Bitglass’ approach is powered by its Omni multi-protocol proxies, enabling secure data access for both managed and unmanaged devices in an easy-to-deploy agentless model. Omni’s reverse proxy enables secure data access from any device, without requiring any agents or certificates, and with no changes to the user experience. 

Omni’s reverse proxy is uniquely resilient, powered by Bitglass’ proprietary AJAX-VM technology. Designed to proxy rich SaaS applications, AJAX-VM works in any web browser, without additional software. Unlike traditional reverse proxies, which break dynamic client-side functions, the AJAX-VM rewrites links in static server-delivered content, while also automatically wrapping browser-executed code. This allows it to intermediate and secure data in all transactions initiated by the app on the client side.

Bitglass’ proxies are paired with API integration with Salesforce. API integration allows for visibility and control of data-at-rest, including discovery of sensitive data and application of Harbor Cloud Encryption to pre-existing data in the application.


Bitglass’ multi-protocol proxy can be deployed in minutes, without the pain that comes with traditional agent-based CASB or MDM solutions.
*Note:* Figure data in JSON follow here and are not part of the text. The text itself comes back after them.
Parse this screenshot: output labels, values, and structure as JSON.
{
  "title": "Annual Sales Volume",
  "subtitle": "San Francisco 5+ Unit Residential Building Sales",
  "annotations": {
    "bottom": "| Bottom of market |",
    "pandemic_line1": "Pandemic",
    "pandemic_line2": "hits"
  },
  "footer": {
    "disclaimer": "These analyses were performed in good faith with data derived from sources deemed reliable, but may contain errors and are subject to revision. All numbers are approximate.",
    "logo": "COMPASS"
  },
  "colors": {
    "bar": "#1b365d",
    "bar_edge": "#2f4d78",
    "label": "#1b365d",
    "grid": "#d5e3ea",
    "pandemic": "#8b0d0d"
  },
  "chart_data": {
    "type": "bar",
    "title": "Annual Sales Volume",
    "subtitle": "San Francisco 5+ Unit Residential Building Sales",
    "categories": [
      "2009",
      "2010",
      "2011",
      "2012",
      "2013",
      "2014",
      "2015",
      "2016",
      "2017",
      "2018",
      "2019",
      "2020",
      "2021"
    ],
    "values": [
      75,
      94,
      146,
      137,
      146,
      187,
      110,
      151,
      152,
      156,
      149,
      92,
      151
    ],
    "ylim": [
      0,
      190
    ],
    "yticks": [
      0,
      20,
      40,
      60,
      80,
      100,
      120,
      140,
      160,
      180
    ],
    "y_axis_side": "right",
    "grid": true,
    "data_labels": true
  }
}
Setup is simple and straightforward, with nothing to install for either admins or users.

There are two deployment options - cloud and premises. The Bitglass cloud service is hosted globally on AWS infrastructure with auto-scaling and replication. Its fully redundant architecture ensures constant uptime – Bitglass guarantees a 99.9% SLA, and greater than 99.99% historical performance. The global load-balancing of Bitglass’ security application results in no perceptible introduction of latency to the Salesforce experience for end users. Enterprises may also choose to deploy the software on premises, or leverage a hybrid model, depending on security, compliance and data residency needs.